L’hémisphère Nord de la planète Mars forme une vaste dépression nommée Vastitas Borealis atteignant une altitude de -5 km et occupant 70 % de la superficie de l’hémisphère Nord (fig. 1). Cette dépression régionale est le lieu de convergence de vallées d’une forme similaire à celle des vallées de débâcle* terrestres. Elles se caractérisent par des cours d’eau pouvant atteindre des débits extrêmement élevés. Cette convergence des principales vallées de débâcle dans Vastitas Borealis laisse supposer que ces plaines furent occupées temporairement par un océan constitué soit d’eau liquide, soit de boue, durant l’Hespérien (environ 3,5 Ga). Par la suite, l’eau s’est vraisemblablement évaporée ou infiltrée dans le sous-sol, où elle gela ensuite pour former un vaste pergélisol*, du fait du refroidissement global de la surface de la planète.

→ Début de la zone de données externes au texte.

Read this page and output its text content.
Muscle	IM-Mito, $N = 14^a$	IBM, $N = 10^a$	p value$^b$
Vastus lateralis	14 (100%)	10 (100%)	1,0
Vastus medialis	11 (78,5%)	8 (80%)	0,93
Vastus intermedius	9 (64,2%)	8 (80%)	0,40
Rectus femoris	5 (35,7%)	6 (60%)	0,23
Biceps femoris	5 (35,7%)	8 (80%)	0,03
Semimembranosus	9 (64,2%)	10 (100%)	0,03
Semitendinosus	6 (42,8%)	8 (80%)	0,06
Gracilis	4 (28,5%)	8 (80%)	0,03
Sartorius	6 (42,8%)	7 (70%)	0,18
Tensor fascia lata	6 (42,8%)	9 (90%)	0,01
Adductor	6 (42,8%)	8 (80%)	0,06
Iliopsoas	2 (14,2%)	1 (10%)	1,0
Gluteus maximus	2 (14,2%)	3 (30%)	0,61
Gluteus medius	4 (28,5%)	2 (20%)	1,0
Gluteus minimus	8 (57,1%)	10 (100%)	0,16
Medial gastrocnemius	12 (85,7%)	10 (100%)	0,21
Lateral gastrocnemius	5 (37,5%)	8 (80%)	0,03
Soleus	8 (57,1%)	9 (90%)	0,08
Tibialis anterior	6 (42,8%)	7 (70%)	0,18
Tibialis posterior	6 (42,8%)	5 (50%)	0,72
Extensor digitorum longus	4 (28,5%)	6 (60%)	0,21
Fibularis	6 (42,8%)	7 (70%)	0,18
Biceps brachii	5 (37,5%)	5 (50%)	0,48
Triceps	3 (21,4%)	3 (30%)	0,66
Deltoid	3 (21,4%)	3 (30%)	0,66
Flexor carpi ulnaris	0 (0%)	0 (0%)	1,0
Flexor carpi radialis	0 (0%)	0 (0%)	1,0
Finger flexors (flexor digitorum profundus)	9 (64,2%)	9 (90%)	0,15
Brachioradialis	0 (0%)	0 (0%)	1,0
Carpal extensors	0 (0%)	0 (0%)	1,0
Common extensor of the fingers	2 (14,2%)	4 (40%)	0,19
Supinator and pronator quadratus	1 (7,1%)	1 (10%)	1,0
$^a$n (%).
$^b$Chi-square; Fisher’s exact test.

L’hypothèse selon laquelle les plaines de l’hémisphère Nord de la planète Mars auraient été recouvertes par un océan a été avancée à plusieurs reprises ; elle expliquerait certaines particularités, comme celles de la présence de certains reliefs impliquant l’existence d’eau sous forme liquide ou sous forme de glace (structures polygonales*, affaissement de terrains, cratères d’impact entourés d’éjectas lobés*, rides arquées subparallèles*). Curieusement, on peut suivre certains de ces reliefs tout le long d’une zone étroite située entre le haut plateau cratérisé de l’hémisphère Sud et les basses plaines de l’hémisphère Nord de Mars et selon une altitude constante de –3 760 m d’altitude ± 560 m (c’est la ligne blanche de la figure 1). Selon H. P. Jöns (1986), T. Parker et coll. (1996), il existerait un paléo-rivage, c’est-à-dire des traits de côte d’un ancien océan martien (fig. 1). Celui-ci fut nommé « Contact 2 » (le Contact 1 se situe un peu plus dans les terres et désigne un plateau à une altitude de –1 680 m ± 1 700 m sans lien apparent avec cet océan). De plus, les comptages de cratères dans les plaines de Mars (unité Vastitas Borealis) indiquent un âge de l’océan d’environ 3,5 milliards d’années (âge Hespérien de la chronologie martienne).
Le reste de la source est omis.